Whitmer's account is at variance in several ways with Hiram Page’s account. Whitmer gets the destination city in Canada wrong (he says Toronto, the other accounts, and the revelation itself, say Kingston) and he did not correctly identify all of the participants (he identified Hiram Page and Oliver Cowdery, while Page noted Joseph Knight and Josiah Stowell). Note that the text of the revelation itself finally clears up the issue of exactly who the revelation was directed to,

...it Pleaseth me that Oliver Cowderey Joseph Knight Hyram Pagee & Josiah Stowel shall do my work in this thing...

Page, an eyewitness, makes no mention at disappointment in Joseph Smith, nor is there any mention of a "false prophecy"

Page also makes no mention or even a hint at disappointment in Joseph Smith, nor is there an accusation that the trip was based upon a "false prophecy," so naturally no subsequent "revelation" is noted by Page explaining the mission’s failure.

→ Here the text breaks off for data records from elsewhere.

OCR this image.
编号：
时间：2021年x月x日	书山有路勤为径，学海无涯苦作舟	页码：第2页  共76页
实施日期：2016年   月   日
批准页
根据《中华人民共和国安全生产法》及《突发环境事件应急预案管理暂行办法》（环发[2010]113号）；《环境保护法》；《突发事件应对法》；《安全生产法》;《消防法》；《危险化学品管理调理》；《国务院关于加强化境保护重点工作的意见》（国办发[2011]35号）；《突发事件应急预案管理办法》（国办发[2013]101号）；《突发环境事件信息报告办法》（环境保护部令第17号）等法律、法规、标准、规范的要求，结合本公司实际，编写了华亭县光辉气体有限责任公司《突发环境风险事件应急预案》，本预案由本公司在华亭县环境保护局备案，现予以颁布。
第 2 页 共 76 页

In Whitmer’s 1887 account we learn for the first time of the supposed post-mission revelation where Joseph Smith is told that some revelations are from God, some from devils, some from men. This account is in all likelihood a fabrication. Unlike his consistent, life-long statements concerning the witness of the Gold Plates, this account, which is probably a second-hand retelling of events 57 years after their occurrence, suddenly appears and is wrong on several of the documentable facts, as well as being inconsistent with the first-hand testimony of Hiram Page, given 40 years earlier than Whitmer and by comparison much closer to the actual event.